What is canine parvovirus?

Canine parvovirus falls under an umbrella that contains several illnesses that attack the stomach and gastrointestinal system. While highly contagious amongst dogs, canine parvovirus cannot be transmitted to humans. However, humans can carry the infection and transmit it to other dogs. So if you come into contact with a sick dog, you should clean your hands and any other items that may carry contagion thoroughly before you touch any other dogs. Our perspective on parvovirus is constantly being updated, but it remains one of the most dangerous illnesses a dog can contract.

How to spot parvovirus

Because treating parvovirus in dogs early is one of the best ways to ensure recovery, it is important to be aware of the common symptoms. The most common and noticeable symptoms of canine parvovirus are:

  • Lack of appetite
  • Lethargy
  • Weight loss
  • Abdominal swelling and bloating
  • Vomiting
  • Bloody, liquid diarrhea

As you can see, this is an illness that can easily be mistaken for other issues based on its symptoms. For example, weight loss and lethargy are also symptoms of diabetes mellitus in dogs. Parvovirus also causes serious abdominal pain. If you have concerns about the possibility of parvovirus in your dog, try putting light pressure on its abdomen. If your dog reacts by yelping or trying to get away, this is a sign of abdominal pain and inflammation.
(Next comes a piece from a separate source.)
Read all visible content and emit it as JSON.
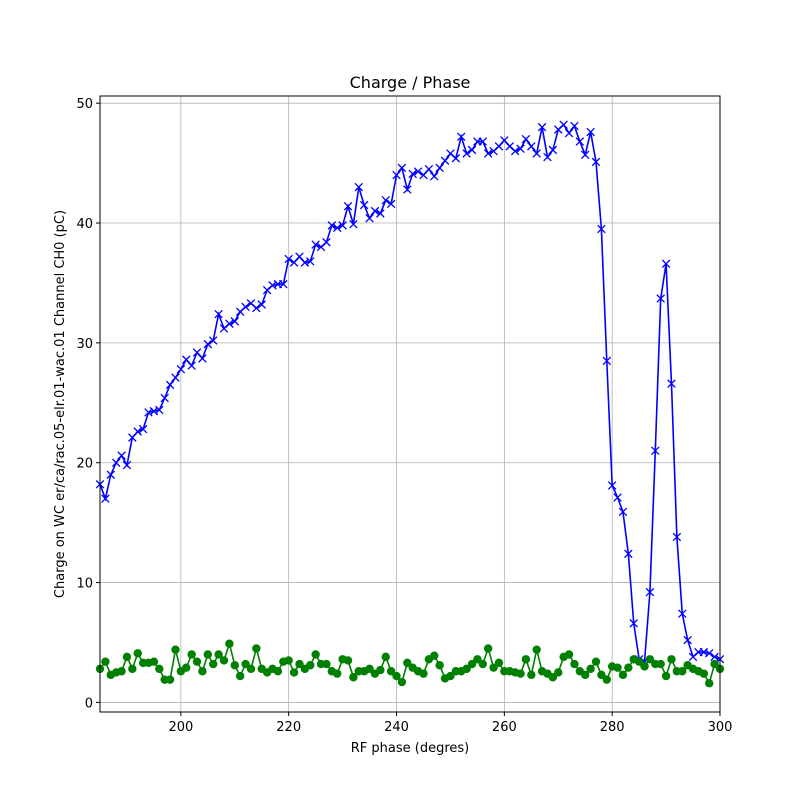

Even if you are uncertain about whether your dog has parvovirus or another illness, these symptoms warrant quickly contacting the vet. Your vet will be able to use a test that will indicate whether your dog has parvovirus. The results will be available that same day. If the test comes back positive, your dog will likely be kept in the clinic or sent to an animal hospital for swift treatment. If you have other dogs in your home, it is wise to have them preemptively tested. Parvovirus can be present in dogs for up to seven days before symptoms develop, but will be contagious before symptoms show in most cases.

Treatment options

When it comes to canine parvovirus, prevention is the best cure. This is a nasty illness that can have long-term repercussions, even when treated promptly. Nonetheless, parvo is not a death sentence and vets have been developing and refining treatment options consistently. If the infection is spotted and treated quickly, the provision of IV fluids, electrolytes, and medication for the symptoms and any secondary infections is usually sufficient to promote recovery. However, if your dog’s condition progressed before it started to show symptoms, it may be necessary for a vet to provide food via a tube alongside plasma transfusions. At this stage recovery is less likely, but not impossible. Try to stay calm and remember that bringing your dog to the vet as soon as you notice an issue was the right choice.